Users of popular Internet Service Providers MTNL, BSNL and Airtel have confirmed seeing the same error while visiting some or all of the following websites:

Megaupload.com
Mediafire.com
Megavideo.com
VideoBB.com
Novamov.com
Movshare.net
Rapidshare.com
Putlocker.com
Hotfile.com
Fileserve.com
Filesonic.com
Filesonic.in
Depositfiles.com
Wupload.com

The decision behind banning the websites looks like piracy since most of these websites are widely used to share media production houses and record labels would want users to pay for. Users are comparing the ban to Internet rules in China. The Department of Homeland Security in the US also made definitive moves against piracy by seizing domains of websites hosting pirated content.

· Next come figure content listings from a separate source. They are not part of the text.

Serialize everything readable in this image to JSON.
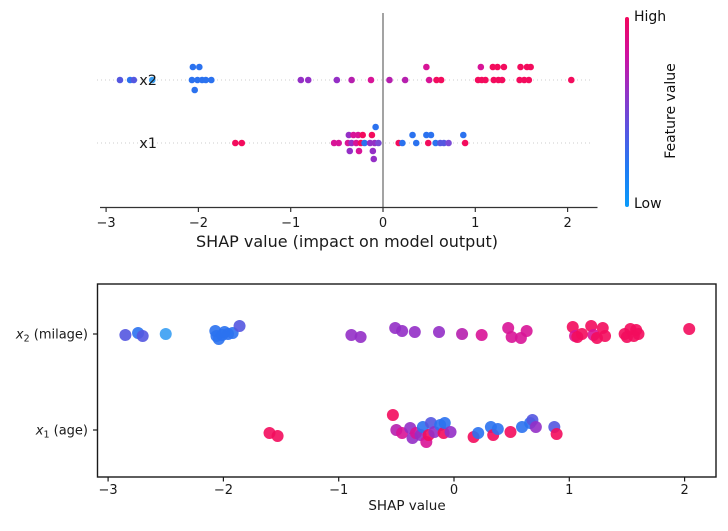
{
  "colorbar": {
    "high": "High",
    "low": "Low",
    "title": "Feature value"
  },
  "palette": {
    "b": "#2b72ef",
    "lb": "#389ef3",
    "bv": "#5457e0",
    "v": "#7a4ad6",
    "p": "#942fc6",
    "mp": "#b61fae",
    "m": "#d81497",
    "c": "#f30c5d"
  },
  "colorbar_gradient": [
    "#f2065c",
    "#cf11a0",
    "#9234c6",
    "#5656e2",
    "#1f7cf4",
    "#0a9bfa"
  ],
  "chart_data": [
    {
      "type": "scatter",
      "title": "",
      "xlabel": "SHAP value (impact on model output)",
      "ylabel": "",
      "x_ticks": [
        -3,
        -2,
        -1,
        0,
        1,
        2
      ],
      "xlim": [
        -3.07,
        2.32
      ],
      "rows": [
        "x2",
        "x1"
      ],
      "zero_line_x": 0,
      "grid": "dotted-row-guides",
      "point_format": "[shap_value, color_key, y_offset_px]",
      "series": [
        {
          "name": "x2",
          "points": [
            [
              -2.85,
              "bv",
              0
            ],
            [
              -2.74,
              "b",
              0
            ],
            [
              -2.7,
              "bv",
              0
            ],
            [
              -2.5,
              "lb",
              0
            ],
            [
              -2.07,
              "b",
              0
            ],
            [
              -2.06,
              "b",
              -13
            ],
            [
              -2.04,
              "b",
              10
            ],
            [
              -2.01,
              "b",
              0
            ],
            [
              -1.99,
              "b",
              -13
            ],
            [
              -1.96,
              "b",
              0
            ],
            [
              -1.92,
              "b",
              0
            ],
            [
              -1.86,
              "b",
              0
            ],
            [
              -0.89,
              "p",
              0
            ],
            [
              -0.81,
              "p",
              0
            ],
            [
              -0.5,
              "p",
              0
            ],
            [
              -0.34,
              "mp",
              0
            ],
            [
              -0.13,
              "m",
              0
            ],
            [
              0.07,
              "mp",
              0
            ],
            [
              0.24,
              "mp",
              0
            ],
            [
              0.47,
              "m",
              -13
            ],
            [
              0.5,
              "m",
              0
            ],
            [
              0.58,
              "c",
              0
            ],
            [
              0.63,
              "c",
              0
            ],
            [
              1.03,
              "c",
              0
            ],
            [
              1.06,
              "m",
              -13
            ],
            [
              1.07,
              "c",
              0
            ],
            [
              1.11,
              "c",
              0
            ],
            [
              1.19,
              "c",
              -13
            ],
            [
              1.2,
              "c",
              0
            ],
            [
              1.24,
              "c",
              -13
            ],
            [
              1.25,
              "c",
              0
            ],
            [
              1.29,
              "c",
              0
            ],
            [
              1.31,
              "c",
              -13
            ],
            [
              1.48,
              "c",
              0
            ],
            [
              1.49,
              "c",
              -13
            ],
            [
              1.53,
              "c",
              0
            ],
            [
              1.56,
              "c",
              -13
            ],
            [
              1.58,
              "c",
              0
            ],
            [
              1.6,
              "c",
              -13
            ],
            [
              2.04,
              "c",
              0
            ]
          ]
        },
        {
          "name": "x1",
          "points": [
            [
              -1.6,
              "c",
              0
            ],
            [
              -1.53,
              "c",
              0
            ],
            [
              -0.53,
              "m",
              0
            ],
            [
              -0.48,
              "m",
              0
            ],
            [
              -0.38,
              "m",
              0
            ],
            [
              -0.37,
              "p",
              -8
            ],
            [
              -0.36,
              "p",
              8
            ],
            [
              -0.34,
              "p",
              0
            ],
            [
              -0.32,
              "m",
              -8
            ],
            [
              -0.29,
              "m",
              0
            ],
            [
              -0.27,
              "m",
              -8
            ],
            [
              -0.26,
              "m",
              8
            ],
            [
              -0.24,
              "c",
              0
            ],
            [
              -0.22,
              "c",
              -8
            ],
            [
              -0.2,
              "b",
              0
            ],
            [
              -0.14,
              "p",
              0
            ],
            [
              -0.12,
              "c",
              -8
            ],
            [
              -0.11,
              "p",
              8
            ],
            [
              -0.1,
              "p",
              16
            ],
            [
              -0.09,
              "p",
              0
            ],
            [
              -0.08,
              "b",
              -16
            ],
            [
              -0.05,
              "v",
              0
            ],
            [
              0.17,
              "c",
              0
            ],
            [
              0.21,
              "b",
              0
            ],
            [
              0.32,
              "b",
              -8
            ],
            [
              0.36,
              "b",
              0
            ],
            [
              0.47,
              "b",
              -8
            ],
            [
              0.49,
              "c",
              0
            ],
            [
              0.52,
              "b",
              -8
            ],
            [
              0.57,
              "b",
              0
            ],
            [
              0.62,
              "bv",
              0
            ],
            [
              0.66,
              "bv",
              0
            ],
            [
              0.71,
              "v",
              0
            ],
            [
              0.87,
              "b",
              -8
            ],
            [
              0.89,
              "c",
              0
            ]
          ]
        }
      ]
    },
    {
      "type": "scatter",
      "title": "",
      "xlabel": "SHAP value",
      "ylabel": "",
      "x_ticks": [
        -3,
        -2,
        -1,
        0,
        1,
        2
      ],
      "xlim": [
        -3.09,
        2.27
      ],
      "rows": [
        {
          "base": "x",
          "sub": "2",
          "rest": " (milage)"
        },
        {
          "base": "x",
          "sub": "1",
          "rest": " (age)"
        }
      ],
      "point_format": "[shap_value, color_key, y_offset_px]",
      "series": [
        {
          "name": "x2 (milage)",
          "points": [
            [
              -2.85,
              "bv",
              1
            ],
            [
              -2.74,
              "b",
              -1
            ],
            [
              -2.7,
              "bv",
              2
            ],
            [
              -2.5,
              "lb",
              0
            ],
            [
              -2.07,
              "b",
              -3
            ],
            [
              -2.06,
              "b",
              2
            ],
            [
              -2.04,
              "b",
              5
            ],
            [
              -2.01,
              "b",
              1
            ],
            [
              -1.99,
              "b",
              -2
            ],
            [
              -1.96,
              "b",
              0
            ],
            [
              -1.92,
              "b",
              -1
            ],
            [
              -1.86,
              "bv",
              -8
            ],
            [
              -0.89,
              "p",
              1
            ],
            [
              -0.81,
              "p",
              3
            ],
            [
              -0.51,
              "p",
              -6
            ],
            [
              -0.45,
              "p",
              -3
            ],
            [
              -0.34,
              "p",
              -2
            ],
            [
              -0.13,
              "p",
              -2
            ],
            [
              0.07,
              "mp",
              0
            ],
            [
              0.24,
              "m",
              1
            ],
            [
              0.47,
              "m",
              -6
            ],
            [
              0.5,
              "m",
              3
            ],
            [
              0.58,
              "m",
              4
            ],
            [
              0.63,
              "m",
              -3
            ],
            [
              1.03,
              "c",
              -7
            ],
            [
              1.05,
              "m",
              2
            ],
            [
              1.07,
              "c",
              3
            ],
            [
              1.11,
              "c",
              0
            ],
            [
              1.19,
              "c",
              -8
            ],
            [
              1.21,
              "m",
              1
            ],
            [
              1.24,
              "c",
              4
            ],
            [
              1.29,
              "c",
              -6
            ],
            [
              1.31,
              "c",
              2
            ],
            [
              1.48,
              "c",
              0
            ],
            [
              1.5,
              "c",
              3
            ],
            [
              1.53,
              "c",
              -5
            ],
            [
              1.56,
              "c",
              2
            ],
            [
              1.58,
              "c",
              -4
            ],
            [
              1.6,
              "c",
              0
            ],
            [
              2.04,
              "c",
              -5
            ]
          ]
        },
        {
          "name": "x1 (age)",
          "points": [
            [
              -1.6,
              "c",
              3
            ],
            [
              -1.53,
              "c",
              6
            ],
            [
              -0.53,
              "c",
              -15
            ],
            [
              -0.5,
              "mp",
              0
            ],
            [
              -0.45,
              "m",
              3
            ],
            [
              -0.38,
              "p",
              -2
            ],
            [
              -0.36,
              "p",
              8
            ],
            [
              -0.33,
              "m",
              3
            ],
            [
              -0.29,
              "p",
              5
            ],
            [
              -0.27,
              "b",
              -3
            ],
            [
              -0.24,
              "m",
              12
            ],
            [
              -0.22,
              "c",
              5
            ],
            [
              -0.2,
              "bv",
              -7
            ],
            [
              -0.17,
              "p",
              2
            ],
            [
              -0.12,
              "b",
              -5
            ],
            [
              -0.09,
              "c",
              3
            ],
            [
              -0.08,
              "b",
              -7
            ],
            [
              -0.03,
              "p",
              2
            ],
            [
              0.17,
              "c",
              7
            ],
            [
              0.21,
              "b",
              3
            ],
            [
              0.32,
              "b",
              -3
            ],
            [
              0.34,
              "c",
              5
            ],
            [
              0.38,
              "b",
              -1
            ],
            [
              0.49,
              "c",
              2
            ],
            [
              0.59,
              "b",
              -3
            ],
            [
              0.66,
              "b",
              -7
            ],
            [
              0.68,
              "bv",
              -10
            ],
            [
              0.71,
              "p",
              -3
            ],
            [
              0.87,
              "bv",
              -3
            ],
            [
              0.89,
              "c",
              4
            ]
          ]
        }
      ]
    }
  ]
}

As of now there is no official word from the DoT, the story will be updated as we get more information.

(hat tip to @kalpik for the headsup.)


source: India starts blocking file storage websites in a move against piracy | ZDNet


----------



## thetechfreak (Jul 21, 2011)

*Re: India starts blocking file storage websites in a move against piracy*

Well I am able to access most of these sites as of now. So it would be bad if action is taken 
Why limit internet access in a Democracy?


----------



## suyash_123 (Jul 21, 2011)

*Re: India starts blocking file storage websites in a move against piracy*

man ONly Mtnl , BSNL and Airtel guys not able to access..
Soon will be all internet  providers 

But is is really stupid step to do (hope it must be communist like in china )
none of other Country blocked that sites even U.S and U..K did not block it... Why India????

This must be due  to  "India, US join hands to tackle cyber crime, develop data sharing platform"
 India US join hands to tackle cyber - Online Best Latest Price Reviews | Features in India

But check out U.S. itself don't Block it!!

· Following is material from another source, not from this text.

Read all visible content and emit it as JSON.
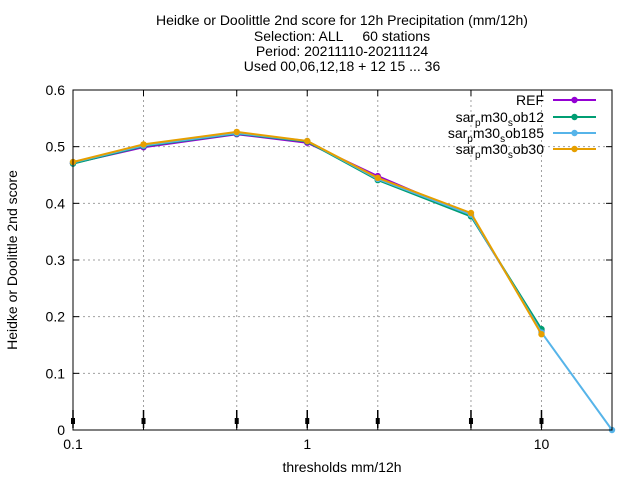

1stly remove other issues in India like Corruption, Black money etc , why they are stucking Nose here????????


----------



## TheMost (Jul 21, 2011)

*Re: India starts blocking file storage websites in a move against piracy*

I am able to access now ... 
If they start to block i'll use a proxy (hope that works)


----------



## xtremevicky (Jul 21, 2011)

*Re: India starts blocking file storage websites in a move against piracy*

Stupid people , Stupid Government ! 

Blah !


----------



## asingh (Jul 21, 2011)

@suyash_123:
It would be wise to do a small search before creating a thread. There is one like 4 notches below yours. Merging.


----------



## suyash_123 (Jul 21, 2011)

asingh said:


> @suyash_123:
> It would be wise to do a small search before creating a thread. There is one like 4 notches below yours. Merging.



Thanks buddy!!!
actually there are so many of the Categories in this forum .(earlier it was few and nice)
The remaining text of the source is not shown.